Some of the more reasonable things that I did bring with me to Belgium were my books. Amongst which was this 2.5kg giant of a book titled “The Art of Looking Sideways” by Alan Fletcher (okay, perhaps it wasn’t quite necessary to include this in the shipment).
I don’t think that I’ve read more than 20 pages of this 534-page heavyweight since I bought it a few years ago. I flipped through it recently.
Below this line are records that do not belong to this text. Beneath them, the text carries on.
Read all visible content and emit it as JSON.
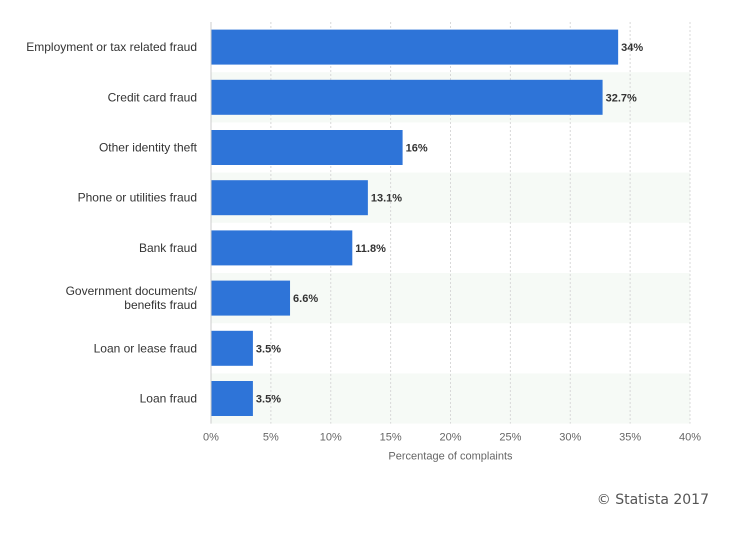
{
  "chart_data": {
    "type": "bar",
    "orientation": "horizontal",
    "categories": [
      "Employment or tax related fraud",
      "Credit card fraud",
      "Other identity theft",
      "Phone or utilities fraud",
      "Bank fraud",
      "Government documents/ benefits fraud",
      "Loan or lease fraud",
      "Loan fraud"
    ],
    "category_lines": [
      [
        "Employment or tax related fraud"
      ],
      [
        "Credit card fraud"
      ],
      [
        "Other identity theft"
      ],
      [
        "Phone or utilities fraud"
      ],
      [
        "Bank fraud"
      ],
      [
        "Government documents/",
        "benefits fraud"
      ],
      [
        "Loan or lease fraud"
      ],
      [
        "Loan fraud"
      ]
    ],
    "values": [
      34,
      32.7,
      16,
      13.1,
      11.8,
      6.6,
      3.5,
      3.5
    ],
    "value_labels": [
      "34%",
      "32.7%",
      "16%",
      "13.1%",
      "11.8%",
      "6.6%",
      "3.5%",
      "3.5%"
    ],
    "xlim": [
      0,
      40
    ],
    "ticks": [
      0,
      5,
      10,
      15,
      20,
      25,
      30,
      35,
      40
    ],
    "tick_labels": [
      "0%",
      "5%",
      "10%",
      "15%",
      "20%",
      "25%",
      "30%",
      "35%",
      "40%"
    ],
    "xlabel": "Percentage of complaints",
    "bar_color": "#2e74d8",
    "band_color": "#f6faf6",
    "grid": true
  },
  "credit": "© Statista 2017"
}
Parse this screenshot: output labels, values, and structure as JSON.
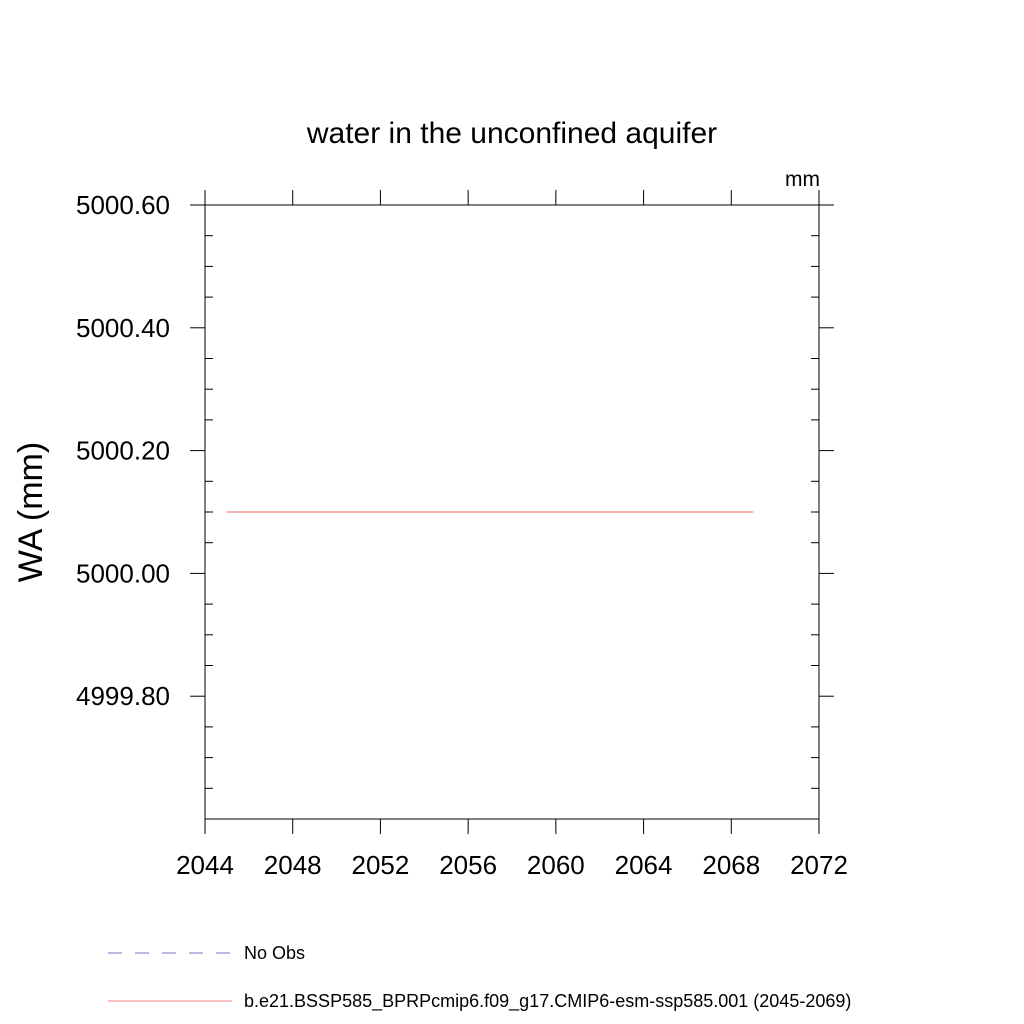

A few small words in Italic, perched on the side of a page, caught my eye as I thumbed through the pages:
“How many ‘faces’ lie hidden waiting for the time when curious eyes will find them in their secret places. In the heart of a leaf or the bark of a tree. In a frozen pond or the turning sea. In the twist of a chair or the look of a key or in the shriveled skin of an elephant’s knee..” — Irwin Dermer
I found this quote to be quite charming and was inspired to sieve through the thousands of unnamed, unedited photos that I’ve taken in recent months. I was looking for something poetic. Something that would resonate in a similar way as the Irwin Dermer quote.Then I found these photos that I took in Paris in March 2011.
Faces that we pass on the street every day. Faces that make us stop in our footsteps. Faces that strike our imagination.